More complex tasks: Your @ray.remote functions can do anything. Train models, process images, call APIs. If it's Python code that can run independently, it can be a Ray task.
Distributed actors: Actors can live on different machines, manage GPU resources, or coordinate complex workflows. You can even have multiple actors of the same class handling different shards of work.

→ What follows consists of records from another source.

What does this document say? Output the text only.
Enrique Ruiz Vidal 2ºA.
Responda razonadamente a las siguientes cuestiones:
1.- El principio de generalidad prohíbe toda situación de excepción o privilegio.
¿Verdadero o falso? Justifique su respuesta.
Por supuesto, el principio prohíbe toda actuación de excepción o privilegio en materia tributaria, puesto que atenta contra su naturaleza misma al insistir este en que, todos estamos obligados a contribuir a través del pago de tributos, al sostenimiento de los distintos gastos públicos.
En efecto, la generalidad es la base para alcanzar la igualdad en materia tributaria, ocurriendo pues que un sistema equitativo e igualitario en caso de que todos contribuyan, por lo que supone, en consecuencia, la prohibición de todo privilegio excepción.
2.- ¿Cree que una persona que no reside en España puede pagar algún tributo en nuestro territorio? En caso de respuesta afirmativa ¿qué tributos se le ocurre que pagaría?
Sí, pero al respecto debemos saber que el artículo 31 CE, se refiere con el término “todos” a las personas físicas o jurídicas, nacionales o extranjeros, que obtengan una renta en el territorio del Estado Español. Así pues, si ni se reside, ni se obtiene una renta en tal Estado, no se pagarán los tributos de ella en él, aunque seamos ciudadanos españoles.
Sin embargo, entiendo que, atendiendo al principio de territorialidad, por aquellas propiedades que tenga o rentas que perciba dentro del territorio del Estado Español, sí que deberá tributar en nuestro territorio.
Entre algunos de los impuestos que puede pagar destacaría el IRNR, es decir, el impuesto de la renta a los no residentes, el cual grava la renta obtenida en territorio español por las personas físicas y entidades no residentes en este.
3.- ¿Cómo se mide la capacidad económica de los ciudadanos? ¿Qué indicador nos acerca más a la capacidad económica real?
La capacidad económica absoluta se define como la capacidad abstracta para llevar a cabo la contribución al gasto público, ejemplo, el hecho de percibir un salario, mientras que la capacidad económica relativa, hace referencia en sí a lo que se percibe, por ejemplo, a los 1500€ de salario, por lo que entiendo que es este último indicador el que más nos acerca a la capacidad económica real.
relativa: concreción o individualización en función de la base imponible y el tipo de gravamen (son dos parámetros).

Multi-node clusters: Instead of ray.init(num_cpus=4), connect to a Ray cluster running across dozens of machines. Your code stays the same. Ray handles scheduling across nodes, moving data, and recovering from failures.
The coffee shop abstraction breaks down eventually, but the primitives don't. Tasks for stateless parallel work. Actors for stateful coordination. Datasets for distributed data. That's the core of Ray, and it's enough to build surprisingly complex systems.